Кроме прочего, протестантская элита откровенно не жаловала интеллектуалов. О «яйцеголовых» и «высоколобых» в этих кругах принято было говорить с вежливым презрением. Собственно, положение WASP’ов, как несколькими десятилетиями ранее обозначил Фрэнсисис Скотт Фитцджеральд, зиждилось на «животном обаянии и богатстве». В отличие от сегодняшнего правящего класса, их отношение к собственному богатству не отягощалось сложными вопросами. Они признавали, что расточительство – это дурной тон, и ценили бережливость, однако собственные деньги они не рассматривали, как вызов декларируемым в Америке принципам равенства. Напротив, большинство воспринимали свой высокий статус, как нечто само собой разумеющееся, полагая, что их положение – это часть естественного и правильного мироустройства. Аристократия будет всегда, и людям, которым посчастливилось приобрести этот статус по праву рождения, следовало лишь вместе с привилегиями принимать и некий круг обязанностей. В лучшем случае они придерживались аристократического кодекса. Честь, долг, служба были для них не просто словами. Лучшие из них блюли кодекс природной аристократии, включенный почитаемым ими Эдмундом Берком[11] в «Обращение новых вигов к старым».
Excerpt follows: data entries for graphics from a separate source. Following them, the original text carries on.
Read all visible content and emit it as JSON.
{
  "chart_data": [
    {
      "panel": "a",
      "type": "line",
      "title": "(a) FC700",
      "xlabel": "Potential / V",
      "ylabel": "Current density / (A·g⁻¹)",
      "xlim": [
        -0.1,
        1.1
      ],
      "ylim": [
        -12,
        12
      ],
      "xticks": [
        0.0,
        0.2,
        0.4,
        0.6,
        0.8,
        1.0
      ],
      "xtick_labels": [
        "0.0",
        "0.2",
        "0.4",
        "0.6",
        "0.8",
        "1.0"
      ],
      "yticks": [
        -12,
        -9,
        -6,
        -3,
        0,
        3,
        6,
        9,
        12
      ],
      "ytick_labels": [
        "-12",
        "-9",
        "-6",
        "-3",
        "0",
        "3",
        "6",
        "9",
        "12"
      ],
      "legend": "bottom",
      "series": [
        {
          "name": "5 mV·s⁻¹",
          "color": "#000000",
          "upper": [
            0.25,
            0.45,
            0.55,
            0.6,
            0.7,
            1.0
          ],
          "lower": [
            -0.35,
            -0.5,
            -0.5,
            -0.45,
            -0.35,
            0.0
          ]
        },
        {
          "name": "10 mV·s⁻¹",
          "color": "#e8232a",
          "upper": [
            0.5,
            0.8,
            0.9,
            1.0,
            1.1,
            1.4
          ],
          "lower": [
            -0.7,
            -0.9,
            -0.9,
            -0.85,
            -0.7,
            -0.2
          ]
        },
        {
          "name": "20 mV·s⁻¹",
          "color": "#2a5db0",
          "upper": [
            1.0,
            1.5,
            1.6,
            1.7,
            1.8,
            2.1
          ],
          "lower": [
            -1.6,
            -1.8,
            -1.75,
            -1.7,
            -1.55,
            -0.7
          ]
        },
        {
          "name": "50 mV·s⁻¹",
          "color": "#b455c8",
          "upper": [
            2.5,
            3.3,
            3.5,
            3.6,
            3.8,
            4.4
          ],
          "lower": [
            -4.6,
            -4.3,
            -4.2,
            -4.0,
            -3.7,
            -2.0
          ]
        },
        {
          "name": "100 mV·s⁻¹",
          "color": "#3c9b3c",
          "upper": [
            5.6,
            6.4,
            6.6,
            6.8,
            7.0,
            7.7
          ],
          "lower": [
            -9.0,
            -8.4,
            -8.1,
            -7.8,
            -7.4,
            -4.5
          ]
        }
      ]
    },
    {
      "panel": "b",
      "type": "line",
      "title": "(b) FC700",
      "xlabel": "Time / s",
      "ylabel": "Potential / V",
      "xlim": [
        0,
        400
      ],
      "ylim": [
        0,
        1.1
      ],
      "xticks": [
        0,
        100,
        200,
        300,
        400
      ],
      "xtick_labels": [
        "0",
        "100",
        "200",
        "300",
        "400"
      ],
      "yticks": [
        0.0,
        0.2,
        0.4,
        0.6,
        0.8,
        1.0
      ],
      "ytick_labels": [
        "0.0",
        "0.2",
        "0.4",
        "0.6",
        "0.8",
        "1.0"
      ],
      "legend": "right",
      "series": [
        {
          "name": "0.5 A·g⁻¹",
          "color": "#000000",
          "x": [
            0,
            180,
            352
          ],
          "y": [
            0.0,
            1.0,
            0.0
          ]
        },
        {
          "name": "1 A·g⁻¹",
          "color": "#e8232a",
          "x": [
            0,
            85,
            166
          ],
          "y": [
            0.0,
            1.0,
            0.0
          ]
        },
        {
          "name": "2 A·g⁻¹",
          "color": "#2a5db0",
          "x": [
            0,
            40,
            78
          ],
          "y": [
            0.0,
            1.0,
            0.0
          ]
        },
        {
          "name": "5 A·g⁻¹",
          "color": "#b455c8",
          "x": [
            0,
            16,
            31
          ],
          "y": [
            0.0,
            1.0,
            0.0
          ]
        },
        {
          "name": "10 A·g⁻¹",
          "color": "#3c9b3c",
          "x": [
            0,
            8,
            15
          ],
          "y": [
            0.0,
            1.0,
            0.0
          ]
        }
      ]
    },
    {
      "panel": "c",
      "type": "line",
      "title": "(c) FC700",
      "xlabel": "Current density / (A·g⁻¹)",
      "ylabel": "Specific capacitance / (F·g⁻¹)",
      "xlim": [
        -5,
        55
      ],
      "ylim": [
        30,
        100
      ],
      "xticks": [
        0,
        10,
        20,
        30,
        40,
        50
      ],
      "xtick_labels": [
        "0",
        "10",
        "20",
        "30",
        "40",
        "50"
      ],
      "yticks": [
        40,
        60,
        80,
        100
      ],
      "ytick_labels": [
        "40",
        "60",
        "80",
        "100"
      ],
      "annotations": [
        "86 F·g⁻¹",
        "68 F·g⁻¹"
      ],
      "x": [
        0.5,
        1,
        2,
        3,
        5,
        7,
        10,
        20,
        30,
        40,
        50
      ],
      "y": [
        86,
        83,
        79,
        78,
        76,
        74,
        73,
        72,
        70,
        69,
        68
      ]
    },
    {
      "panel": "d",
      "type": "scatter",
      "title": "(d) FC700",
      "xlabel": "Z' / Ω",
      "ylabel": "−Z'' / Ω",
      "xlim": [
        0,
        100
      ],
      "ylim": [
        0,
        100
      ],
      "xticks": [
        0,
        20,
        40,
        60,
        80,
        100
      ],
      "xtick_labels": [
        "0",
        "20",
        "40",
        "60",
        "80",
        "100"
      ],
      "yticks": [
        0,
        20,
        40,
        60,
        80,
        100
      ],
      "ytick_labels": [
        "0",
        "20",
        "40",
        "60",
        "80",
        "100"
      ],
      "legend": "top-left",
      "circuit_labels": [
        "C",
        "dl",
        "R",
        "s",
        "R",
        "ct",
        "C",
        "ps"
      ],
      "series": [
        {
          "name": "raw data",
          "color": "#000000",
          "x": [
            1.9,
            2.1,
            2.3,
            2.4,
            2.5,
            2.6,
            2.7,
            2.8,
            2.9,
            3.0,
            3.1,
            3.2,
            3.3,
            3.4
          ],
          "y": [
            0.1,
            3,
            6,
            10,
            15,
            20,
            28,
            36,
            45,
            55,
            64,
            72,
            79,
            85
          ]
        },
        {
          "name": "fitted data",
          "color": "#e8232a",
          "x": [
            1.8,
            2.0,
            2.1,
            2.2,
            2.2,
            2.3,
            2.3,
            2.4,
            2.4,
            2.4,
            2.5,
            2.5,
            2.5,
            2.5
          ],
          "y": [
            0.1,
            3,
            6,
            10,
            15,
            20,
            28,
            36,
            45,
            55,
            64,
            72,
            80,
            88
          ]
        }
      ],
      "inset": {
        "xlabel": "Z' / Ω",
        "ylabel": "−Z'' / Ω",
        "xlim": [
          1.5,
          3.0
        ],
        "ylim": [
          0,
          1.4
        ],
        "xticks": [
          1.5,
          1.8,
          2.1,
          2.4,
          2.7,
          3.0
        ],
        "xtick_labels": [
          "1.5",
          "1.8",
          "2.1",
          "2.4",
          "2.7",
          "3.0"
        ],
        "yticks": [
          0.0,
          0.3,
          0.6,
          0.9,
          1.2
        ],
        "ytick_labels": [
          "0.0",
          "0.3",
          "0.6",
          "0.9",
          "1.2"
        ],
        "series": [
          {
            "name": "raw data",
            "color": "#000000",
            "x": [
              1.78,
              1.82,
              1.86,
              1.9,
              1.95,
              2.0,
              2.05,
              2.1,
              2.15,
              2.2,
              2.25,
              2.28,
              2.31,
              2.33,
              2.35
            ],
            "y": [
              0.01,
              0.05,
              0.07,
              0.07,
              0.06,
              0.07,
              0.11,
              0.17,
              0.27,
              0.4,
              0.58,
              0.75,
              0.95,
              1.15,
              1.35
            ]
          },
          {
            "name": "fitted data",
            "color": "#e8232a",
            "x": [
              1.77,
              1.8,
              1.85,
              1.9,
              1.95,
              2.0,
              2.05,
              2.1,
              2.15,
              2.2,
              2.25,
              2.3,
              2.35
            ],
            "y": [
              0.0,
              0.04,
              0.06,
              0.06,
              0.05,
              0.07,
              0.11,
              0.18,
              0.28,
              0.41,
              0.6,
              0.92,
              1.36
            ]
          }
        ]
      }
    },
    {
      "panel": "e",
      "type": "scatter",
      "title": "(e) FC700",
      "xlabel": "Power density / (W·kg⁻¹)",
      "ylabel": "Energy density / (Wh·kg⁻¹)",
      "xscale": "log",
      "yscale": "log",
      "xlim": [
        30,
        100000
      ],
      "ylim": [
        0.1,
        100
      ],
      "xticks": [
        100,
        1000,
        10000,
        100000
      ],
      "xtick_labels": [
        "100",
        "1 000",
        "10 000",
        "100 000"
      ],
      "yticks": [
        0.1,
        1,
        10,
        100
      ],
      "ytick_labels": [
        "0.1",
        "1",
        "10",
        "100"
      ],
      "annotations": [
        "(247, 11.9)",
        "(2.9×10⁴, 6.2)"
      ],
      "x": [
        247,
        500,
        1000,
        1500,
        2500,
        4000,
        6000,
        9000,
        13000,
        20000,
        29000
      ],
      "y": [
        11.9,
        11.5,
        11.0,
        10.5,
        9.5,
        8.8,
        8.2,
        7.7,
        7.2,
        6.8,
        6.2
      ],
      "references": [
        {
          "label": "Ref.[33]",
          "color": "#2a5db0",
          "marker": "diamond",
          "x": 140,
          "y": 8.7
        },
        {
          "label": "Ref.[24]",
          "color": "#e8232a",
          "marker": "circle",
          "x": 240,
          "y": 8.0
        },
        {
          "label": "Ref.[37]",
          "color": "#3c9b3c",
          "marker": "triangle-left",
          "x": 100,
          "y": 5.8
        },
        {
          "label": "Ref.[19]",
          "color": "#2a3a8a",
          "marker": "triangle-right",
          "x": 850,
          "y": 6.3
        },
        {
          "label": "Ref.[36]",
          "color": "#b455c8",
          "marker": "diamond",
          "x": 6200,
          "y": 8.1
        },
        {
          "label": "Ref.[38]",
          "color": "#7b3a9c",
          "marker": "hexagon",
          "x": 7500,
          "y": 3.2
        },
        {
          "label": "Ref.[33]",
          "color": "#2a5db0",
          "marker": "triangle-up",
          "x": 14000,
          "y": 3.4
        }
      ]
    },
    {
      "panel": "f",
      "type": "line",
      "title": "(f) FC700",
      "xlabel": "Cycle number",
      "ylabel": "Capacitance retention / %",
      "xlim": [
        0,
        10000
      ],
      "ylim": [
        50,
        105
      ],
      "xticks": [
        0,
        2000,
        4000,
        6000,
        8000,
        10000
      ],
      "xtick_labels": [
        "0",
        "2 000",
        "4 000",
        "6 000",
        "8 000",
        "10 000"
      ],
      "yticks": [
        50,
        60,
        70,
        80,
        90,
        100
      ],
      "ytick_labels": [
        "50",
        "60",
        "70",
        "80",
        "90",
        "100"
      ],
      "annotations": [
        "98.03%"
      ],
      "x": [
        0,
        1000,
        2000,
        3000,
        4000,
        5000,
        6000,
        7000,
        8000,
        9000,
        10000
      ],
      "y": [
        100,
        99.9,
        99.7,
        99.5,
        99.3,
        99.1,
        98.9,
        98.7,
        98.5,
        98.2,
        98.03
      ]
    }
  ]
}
Кодекс Берка имеет смысл процитировать целиком, поскольку в нем содержатся идеалы, на фоне которых особенно интересно рассматривать сегодняшние этические принципы:
«Воспитываться в пристойном месте; в детстве не соприкасаться ни с чем низким или подлым; научиться уважать себя и других; быть готовым к пристальному и придирчивому общественному вниманию; с юных лет прислушиваться к общественному мнению; занимать позицию достаточно возвышенную, чтобы она позволяла охватывать широким взглядом разветвленные и бесконечно разнообразные сплетения людей и ситуаций в большом обществе; оставлять время на чтение, размышления, беседы; уметь привлечь внимание и заслужить уважение людей мудрых и ученых, где бы они ни оказались; на военной службе быть готовым командовать и подчиняться; научиться презирать опасность, когда речь идет о долге и чести; в делах, не допускающих ошибок, когда любая оплошность может привести к самым разрушительным последствиям, всегда оставаться в высшей степени бдительным, предусмотрительным и осторожным; стремиться к сдержанному и упорядоченному поведению, исходя из того, что вы должны служить примером для сограждан в наиболее сложных ситуациях и быть посредником между Богом и человеком; служить блюстителем закона и справедливости, оставаясь, таким образом, среди первых благодетелей рода человеческого; глубоко постичь точные или гуманитарные науки или овладеть истинным искусством; занять место среди богатых купцов, успех которых объясняется острым умом и недюжинной хваткой, а также воспитывать в себе такие достоинства, как усердие, любовь к порядку, постоянство и порядочность, а также культивировать врожденную склонность к суду справедливому, но милосердному: таковы должны быть качества людей, которых я отношу к природной аристократии, без которой нет и не может быть государства».